Manipuris in Myanmar became known for their military skills. The Kathe cavalry force was formed by Burmese rulers with Manipuri soldiers. Manipuri Brahmins (Paona) also served as court astrologers.

Bahadur observed that many Manipuris in Myanmar have now lost their cultural identity and adopted Burmese traditions. He said most cannot speak their original language. Some still observe Lai Haraoba, although in a Burmanised way. He also visited Manipuri Muslim families in Mandalay, who had fully adopted Burmese culture.
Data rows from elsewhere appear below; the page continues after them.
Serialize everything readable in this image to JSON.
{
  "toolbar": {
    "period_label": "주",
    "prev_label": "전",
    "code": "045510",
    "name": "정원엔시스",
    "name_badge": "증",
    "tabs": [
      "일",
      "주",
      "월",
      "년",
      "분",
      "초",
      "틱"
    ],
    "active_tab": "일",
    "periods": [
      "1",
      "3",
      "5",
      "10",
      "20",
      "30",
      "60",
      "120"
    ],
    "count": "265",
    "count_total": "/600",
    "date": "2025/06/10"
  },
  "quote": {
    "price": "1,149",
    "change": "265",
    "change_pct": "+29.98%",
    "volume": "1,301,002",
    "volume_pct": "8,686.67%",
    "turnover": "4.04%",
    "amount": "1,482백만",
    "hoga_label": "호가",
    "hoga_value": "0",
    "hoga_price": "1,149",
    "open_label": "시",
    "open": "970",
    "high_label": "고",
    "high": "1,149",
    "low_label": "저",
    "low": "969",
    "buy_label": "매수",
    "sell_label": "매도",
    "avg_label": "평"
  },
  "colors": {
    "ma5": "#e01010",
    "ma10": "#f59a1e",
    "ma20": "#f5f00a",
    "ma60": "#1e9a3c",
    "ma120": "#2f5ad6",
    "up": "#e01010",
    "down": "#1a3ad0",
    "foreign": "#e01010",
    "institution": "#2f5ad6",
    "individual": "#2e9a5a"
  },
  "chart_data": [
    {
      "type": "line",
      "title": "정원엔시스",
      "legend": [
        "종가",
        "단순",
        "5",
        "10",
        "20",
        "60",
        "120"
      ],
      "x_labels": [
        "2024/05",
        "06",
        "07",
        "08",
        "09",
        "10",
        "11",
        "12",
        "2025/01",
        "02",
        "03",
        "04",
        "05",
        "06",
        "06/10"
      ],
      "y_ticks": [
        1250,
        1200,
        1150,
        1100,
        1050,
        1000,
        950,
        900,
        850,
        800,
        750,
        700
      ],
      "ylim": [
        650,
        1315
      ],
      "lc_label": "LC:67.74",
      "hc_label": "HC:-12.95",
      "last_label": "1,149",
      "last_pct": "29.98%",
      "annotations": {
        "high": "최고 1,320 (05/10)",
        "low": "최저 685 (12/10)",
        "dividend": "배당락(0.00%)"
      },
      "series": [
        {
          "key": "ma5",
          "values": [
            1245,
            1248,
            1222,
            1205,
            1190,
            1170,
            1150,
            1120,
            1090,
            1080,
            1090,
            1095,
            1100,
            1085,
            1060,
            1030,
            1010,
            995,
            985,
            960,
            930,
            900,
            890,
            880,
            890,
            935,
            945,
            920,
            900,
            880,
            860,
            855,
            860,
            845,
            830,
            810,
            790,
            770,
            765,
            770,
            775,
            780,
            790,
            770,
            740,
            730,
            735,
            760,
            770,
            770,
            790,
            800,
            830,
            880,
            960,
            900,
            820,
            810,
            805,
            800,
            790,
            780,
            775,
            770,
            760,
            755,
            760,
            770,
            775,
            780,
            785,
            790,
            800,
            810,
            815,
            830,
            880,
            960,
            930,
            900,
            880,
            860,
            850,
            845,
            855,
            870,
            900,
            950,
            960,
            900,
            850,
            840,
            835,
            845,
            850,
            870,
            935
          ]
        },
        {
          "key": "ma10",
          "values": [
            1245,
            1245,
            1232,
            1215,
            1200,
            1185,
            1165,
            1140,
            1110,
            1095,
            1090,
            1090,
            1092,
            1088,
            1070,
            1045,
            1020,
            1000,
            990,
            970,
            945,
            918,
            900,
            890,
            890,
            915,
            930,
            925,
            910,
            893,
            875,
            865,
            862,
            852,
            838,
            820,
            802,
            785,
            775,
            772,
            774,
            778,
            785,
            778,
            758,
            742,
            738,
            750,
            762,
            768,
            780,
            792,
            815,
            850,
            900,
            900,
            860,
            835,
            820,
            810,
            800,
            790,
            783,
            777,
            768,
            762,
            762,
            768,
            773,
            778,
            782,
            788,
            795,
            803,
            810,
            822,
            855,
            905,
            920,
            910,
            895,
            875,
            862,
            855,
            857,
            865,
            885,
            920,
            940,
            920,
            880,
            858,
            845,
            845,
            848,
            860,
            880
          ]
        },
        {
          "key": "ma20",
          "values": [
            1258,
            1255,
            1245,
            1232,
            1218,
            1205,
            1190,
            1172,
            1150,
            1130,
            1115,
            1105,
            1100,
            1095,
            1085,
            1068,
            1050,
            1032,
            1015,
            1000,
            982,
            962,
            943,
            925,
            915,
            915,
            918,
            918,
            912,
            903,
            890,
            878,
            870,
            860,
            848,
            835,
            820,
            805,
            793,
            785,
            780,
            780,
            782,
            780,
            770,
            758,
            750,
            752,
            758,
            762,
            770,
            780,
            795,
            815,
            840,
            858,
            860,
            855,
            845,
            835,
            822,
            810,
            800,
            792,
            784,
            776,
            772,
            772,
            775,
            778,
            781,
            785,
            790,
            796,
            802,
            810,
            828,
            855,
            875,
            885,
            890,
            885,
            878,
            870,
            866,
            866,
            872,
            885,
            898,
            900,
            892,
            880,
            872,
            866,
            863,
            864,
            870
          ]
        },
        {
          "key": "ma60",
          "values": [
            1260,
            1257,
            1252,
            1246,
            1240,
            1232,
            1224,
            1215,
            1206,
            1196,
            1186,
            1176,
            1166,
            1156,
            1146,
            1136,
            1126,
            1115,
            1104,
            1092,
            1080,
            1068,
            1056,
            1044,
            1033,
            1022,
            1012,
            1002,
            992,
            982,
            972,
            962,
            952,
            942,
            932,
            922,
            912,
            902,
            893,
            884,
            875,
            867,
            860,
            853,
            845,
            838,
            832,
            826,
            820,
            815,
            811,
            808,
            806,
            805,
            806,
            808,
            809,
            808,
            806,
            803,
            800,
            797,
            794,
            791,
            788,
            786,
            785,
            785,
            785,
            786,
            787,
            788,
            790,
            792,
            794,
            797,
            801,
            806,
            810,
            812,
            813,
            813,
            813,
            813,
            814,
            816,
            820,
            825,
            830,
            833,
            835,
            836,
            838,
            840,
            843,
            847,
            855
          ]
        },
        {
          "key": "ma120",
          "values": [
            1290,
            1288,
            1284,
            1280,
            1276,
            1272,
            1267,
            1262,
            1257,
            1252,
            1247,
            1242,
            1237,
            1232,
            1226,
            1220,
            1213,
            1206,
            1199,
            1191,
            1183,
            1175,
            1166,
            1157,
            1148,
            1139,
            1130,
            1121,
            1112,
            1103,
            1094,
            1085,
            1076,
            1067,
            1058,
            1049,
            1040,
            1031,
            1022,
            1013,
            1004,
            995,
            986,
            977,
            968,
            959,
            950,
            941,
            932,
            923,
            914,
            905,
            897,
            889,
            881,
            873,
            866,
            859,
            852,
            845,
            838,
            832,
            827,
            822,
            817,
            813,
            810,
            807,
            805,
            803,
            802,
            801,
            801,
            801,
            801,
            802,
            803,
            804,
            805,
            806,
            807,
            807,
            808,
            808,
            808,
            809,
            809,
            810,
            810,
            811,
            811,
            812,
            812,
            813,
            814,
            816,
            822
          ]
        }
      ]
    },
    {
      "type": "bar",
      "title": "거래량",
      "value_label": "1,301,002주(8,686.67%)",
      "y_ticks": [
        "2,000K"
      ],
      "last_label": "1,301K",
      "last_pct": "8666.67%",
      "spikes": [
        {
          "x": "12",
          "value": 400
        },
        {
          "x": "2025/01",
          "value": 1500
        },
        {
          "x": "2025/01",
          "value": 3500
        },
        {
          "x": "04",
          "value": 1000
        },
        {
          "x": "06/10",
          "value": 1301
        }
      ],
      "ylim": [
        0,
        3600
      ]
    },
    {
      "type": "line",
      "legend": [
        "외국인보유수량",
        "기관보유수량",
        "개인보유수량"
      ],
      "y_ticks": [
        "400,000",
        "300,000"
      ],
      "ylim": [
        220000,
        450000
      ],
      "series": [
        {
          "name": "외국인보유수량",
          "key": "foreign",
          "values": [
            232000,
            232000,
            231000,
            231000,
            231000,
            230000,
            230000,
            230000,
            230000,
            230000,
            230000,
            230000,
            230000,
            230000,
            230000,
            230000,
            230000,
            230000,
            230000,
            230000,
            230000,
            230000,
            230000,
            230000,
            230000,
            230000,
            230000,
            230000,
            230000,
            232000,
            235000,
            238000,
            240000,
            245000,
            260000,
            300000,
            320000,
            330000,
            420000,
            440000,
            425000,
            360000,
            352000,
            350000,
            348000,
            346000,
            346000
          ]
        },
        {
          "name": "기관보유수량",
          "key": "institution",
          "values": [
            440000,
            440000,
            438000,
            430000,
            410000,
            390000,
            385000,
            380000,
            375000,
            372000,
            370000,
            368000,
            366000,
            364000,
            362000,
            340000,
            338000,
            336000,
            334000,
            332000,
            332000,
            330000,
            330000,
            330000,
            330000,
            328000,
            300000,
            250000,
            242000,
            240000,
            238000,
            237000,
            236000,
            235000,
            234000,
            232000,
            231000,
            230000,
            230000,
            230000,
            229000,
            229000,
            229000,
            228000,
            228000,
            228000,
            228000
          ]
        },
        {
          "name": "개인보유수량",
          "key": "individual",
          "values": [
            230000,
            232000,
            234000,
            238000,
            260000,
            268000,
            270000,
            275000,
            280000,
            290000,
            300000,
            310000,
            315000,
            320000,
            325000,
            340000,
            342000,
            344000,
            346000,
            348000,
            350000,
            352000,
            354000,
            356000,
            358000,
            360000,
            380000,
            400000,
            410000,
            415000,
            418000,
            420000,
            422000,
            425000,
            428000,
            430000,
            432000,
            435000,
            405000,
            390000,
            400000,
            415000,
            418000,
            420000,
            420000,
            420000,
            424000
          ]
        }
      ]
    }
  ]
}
His lecture included photographs and videos to support his findings.

== Published works ==
=== Books ===
Mutua Bahadur wrote many books, including 20 books of illustration works. Some of the titles of the books include:

1. Manipuri Arts ki Wari (1972)
2. Traditional Textiles of Manipur (1987)
3. The Khamba-Thoibi of Moirang in Manipuri paintings: Bhadra collection (1988)
4. Jewelleries of Manipur (1988)
5. Tribal Art of Manipur (1989)
6. Cane & Bamboo Crafts of Manipur (1994)
7. Traditional Textiles of Manipur (1997)
8. Tribal Hand-woven fabrics of Manipur (2000)
9. Traditional Paintings of Manipur (2003)
10. Illustrated Manuscripts of Manipur (2005)
11. Art of Textile: Manipuri textiles from Bangladesh & Myanmar (2009)
12. Manipuri Costumes Through Ages (India, Bangladesh and Myanmar) (2011)
13. Manipuri Costumes through Ages (2011)
14. Awa: Kate and Paona (2014)
15. Kathe: Myanmarese Meetei (2017)
16. Manipuri Art Language of Symbols (2021), etc.
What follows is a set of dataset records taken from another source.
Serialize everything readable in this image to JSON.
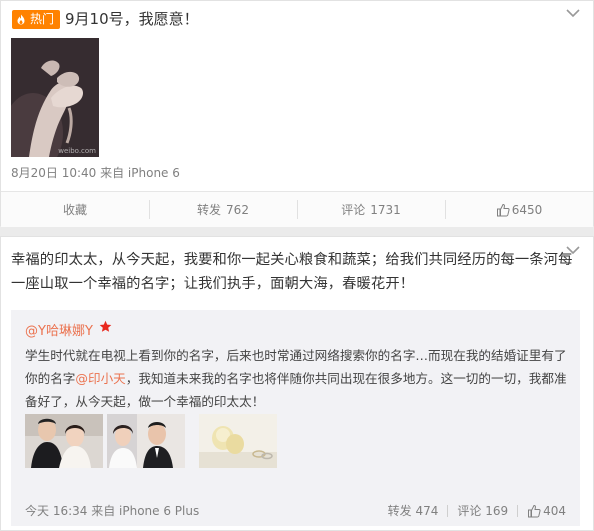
{
  "post1": {
    "badge": "热门",
    "title": "9月10号，我愿意！",
    "thumb_watermark": "weibo.com",
    "meta": "8月20日 10:40 来自 iPhone 6",
    "actions": {
      "favorite": "收藏",
      "repost": "转发",
      "repost_count": "762",
      "comment": "评论",
      "comment_count": "1731",
      "like_count": "6450"
    }
  },
  "post2": {
    "text": "幸福的印太太，从今天起，我要和你一起关心粮食和蔬菜；给我们共同经历的每一条河每一座山取一个幸福的名字；让我们执手，面朝大海，春暖花开！",
    "quote": {
      "user": "@Y哈琳娜Y",
      "text_before": "学生时代就在电视上看到你的名字，后来也时常通过网络搜索你的名字…而现在我的结婚证里有了你的名字",
      "mention": "@印小天",
      "text_after": "，我知道未来我的名字也将伴随你共同出现在很多地方。这一切的一切，我都准备好了，从今天起，做一个幸福的印太太！",
      "meta": "今天 16:34 来自 iPhone 6 Plus",
      "repost": "转发",
      "repost_count": "474",
      "comment": "评论",
      "comment_count": "169",
      "like_count": "404"
    }
  },
  "colors": {
    "hot_orange": "#ff8200",
    "mention": "#eb7350",
    "meta_gray": "#808080"
  },
  "icons": [
    "fire-icon",
    "chevron-down-icon",
    "thumbs-up-icon",
    "star-badge-icon"
  ]
}
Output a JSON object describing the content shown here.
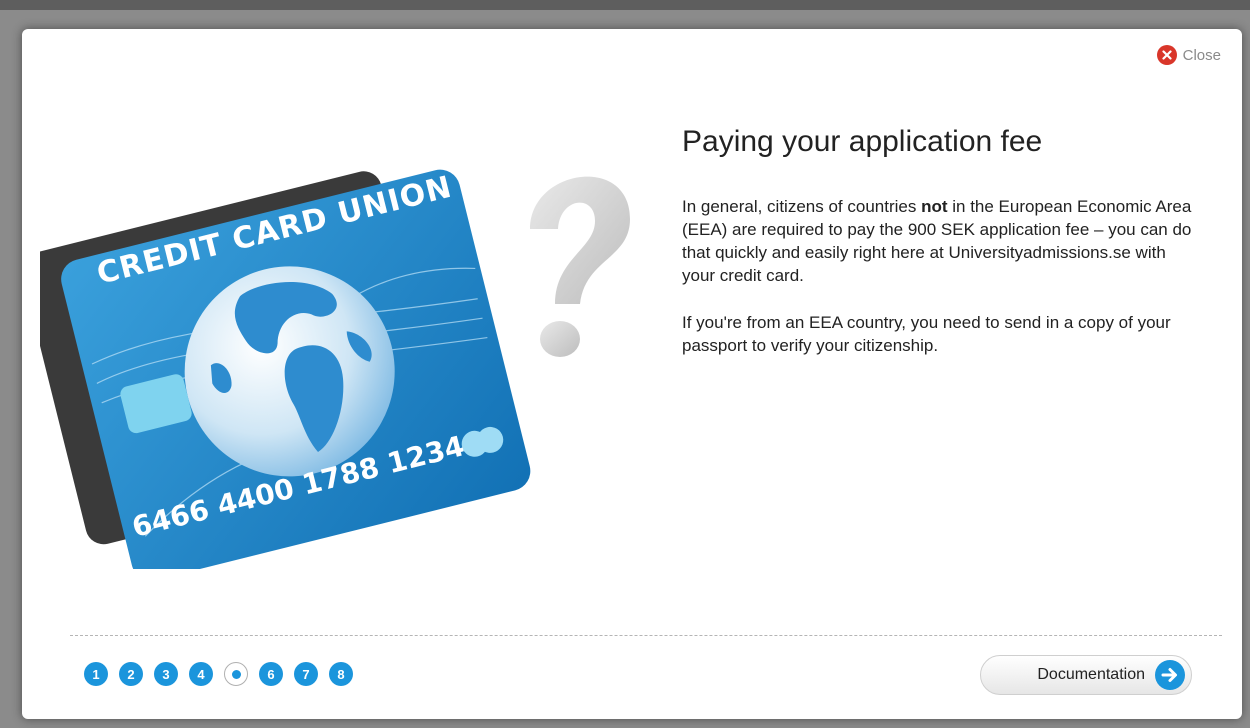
{
  "modal": {
    "close_label": "Close",
    "title": "Paying your application fee",
    "paragraph1_before": "In general, citizens of countries ",
    "paragraph1_bold": "not",
    "paragraph1_after": " in the European Economic Area (EEA) are required to pay the 900 SEK application fee – you can do that quickly and easily right here at Universityadmissions.se with your credit card.",
    "paragraph2": "If you're from an EEA country, you need to send in a copy of your passport to verify your citizenship."
  },
  "card": {
    "brand": "CREDIT CARD UNION",
    "number": "6466 4400 1788 1234"
  },
  "pager": {
    "pages": [
      "1",
      "2",
      "3",
      "4",
      "5",
      "6",
      "7",
      "8"
    ],
    "current": 5
  },
  "footer": {
    "next_label": "Documentation"
  },
  "colors": {
    "accent": "#1b95dc",
    "close": "#d9362a"
  }
}
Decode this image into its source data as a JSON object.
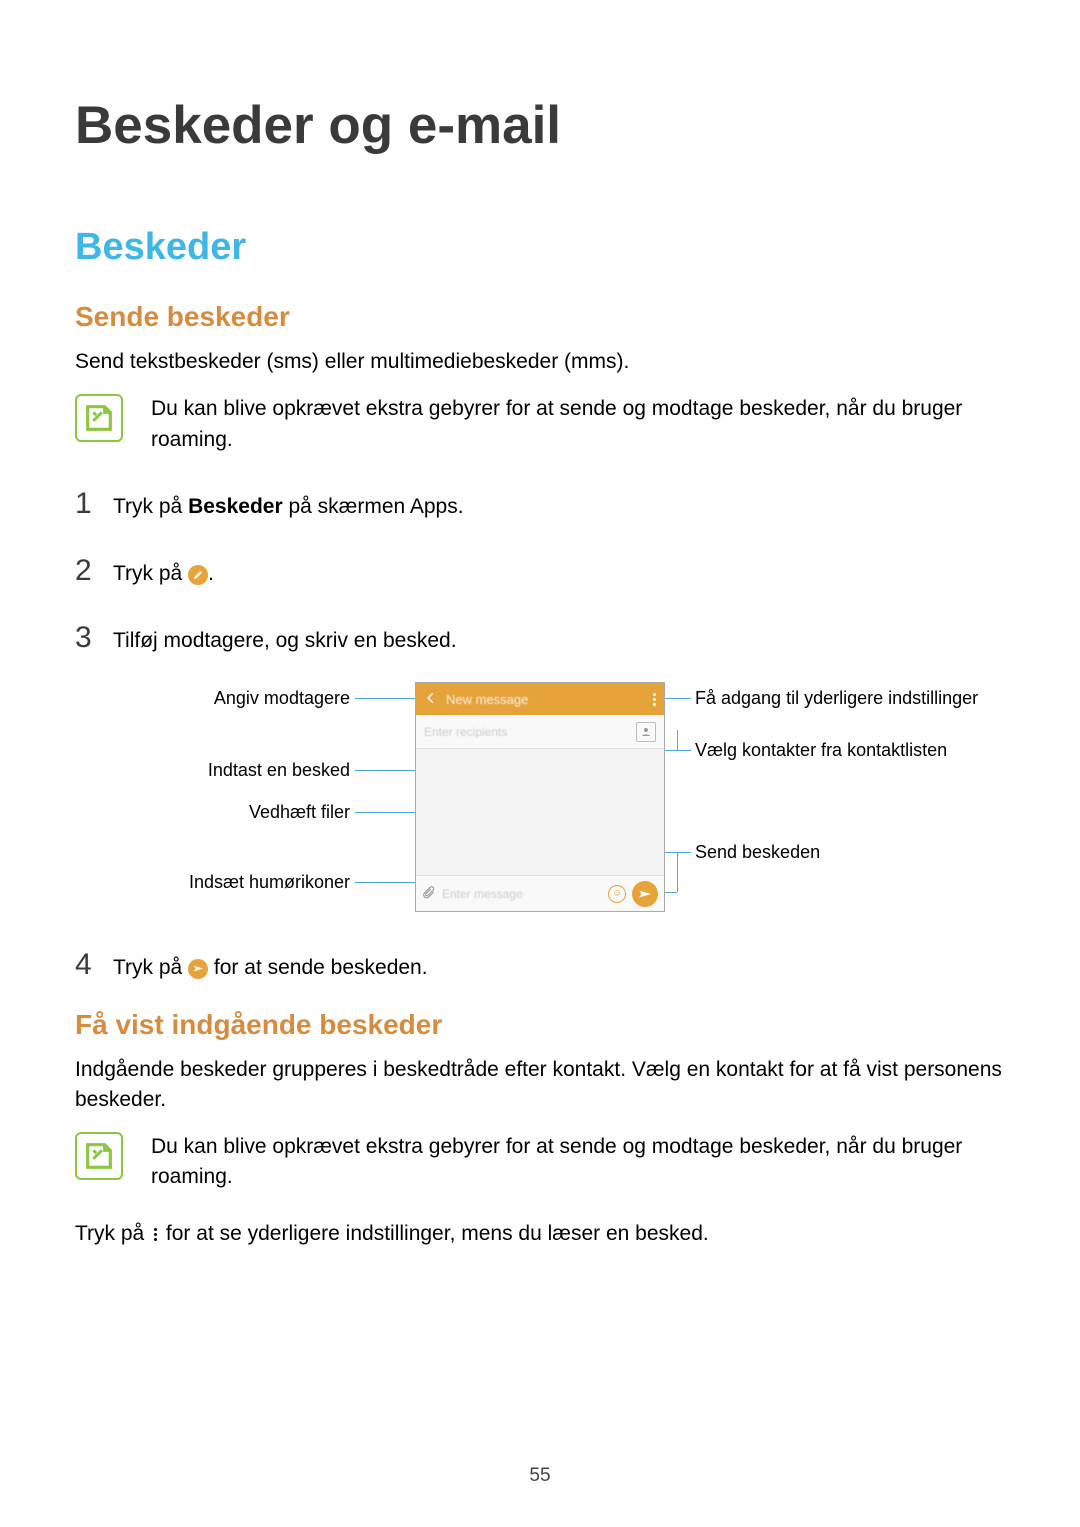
{
  "page_title": "Beskeder og e-mail",
  "section_title": "Beskeder",
  "send": {
    "heading": "Sende beskeder",
    "intro": "Send tekstbeskeder (sms) eller multimediebeskeder (mms).",
    "note": "Du kan blive opkrævet ekstra gebyrer for at sende og modtage beskeder, når du bruger roaming.",
    "step1_pre": "Tryk på ",
    "step1_bold": "Beskeder",
    "step1_post": " på skærmen Apps.",
    "step2": "Tryk på ",
    "step2_period": ".",
    "step3": "Tilføj modtagere, og skriv en besked.",
    "step4_pre": "Tryk på ",
    "step4_post": " for at sende beskeden."
  },
  "diagram": {
    "label_recipients": "Angiv modtagere",
    "label_enter_message": "Indtast en besked",
    "label_attach": "Vedhæft filer",
    "label_emoji": "Indsæt humørikoner",
    "label_more": "Få adgang til yderligere indstillinger",
    "label_contacts": "Vælg kontakter fra kontaktlisten",
    "label_send": "Send beskeden",
    "phone_header_title": "New message",
    "phone_recipients_placeholder": "Enter recipients",
    "phone_message_placeholder": "Enter message"
  },
  "view": {
    "heading": "Få vist indgående beskeder",
    "intro": "Indgående beskeder grupperes i beskedtråde efter kontakt. Vælg en kontakt for at få vist personens beskeder.",
    "note": "Du kan blive opkrævet ekstra gebyrer for at sende og modtage beskeder, når du bruger roaming.",
    "more_pre": "Tryk på ",
    "more_post": " for at se yderligere indstillinger, mens du læser en besked."
  },
  "page_number": "55"
}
In a span of five years, he published a five-volume treatise book series, Tales About the Art and Culture of Manipur.

=== Articles ===
Mutua Bahadur wrote articles on different topics, based on his research in Manipur, Myanmar and Bangladesh, including:

1. Illustrated Manuscripts of Manipur
2. Cultural Heritage Complex at Andro Village
3. Manipur Textiles from Bangladesh
4. Manipur in Myanmar
5. Cane and Bamboo Crafts of Manipur
6. Tribal Hand Woven Fabrics of Manipur
7. Manipuri Diaspora in Myanmar: Past and Present
8. Symbolism in the Tribal Art of Manipur, etc.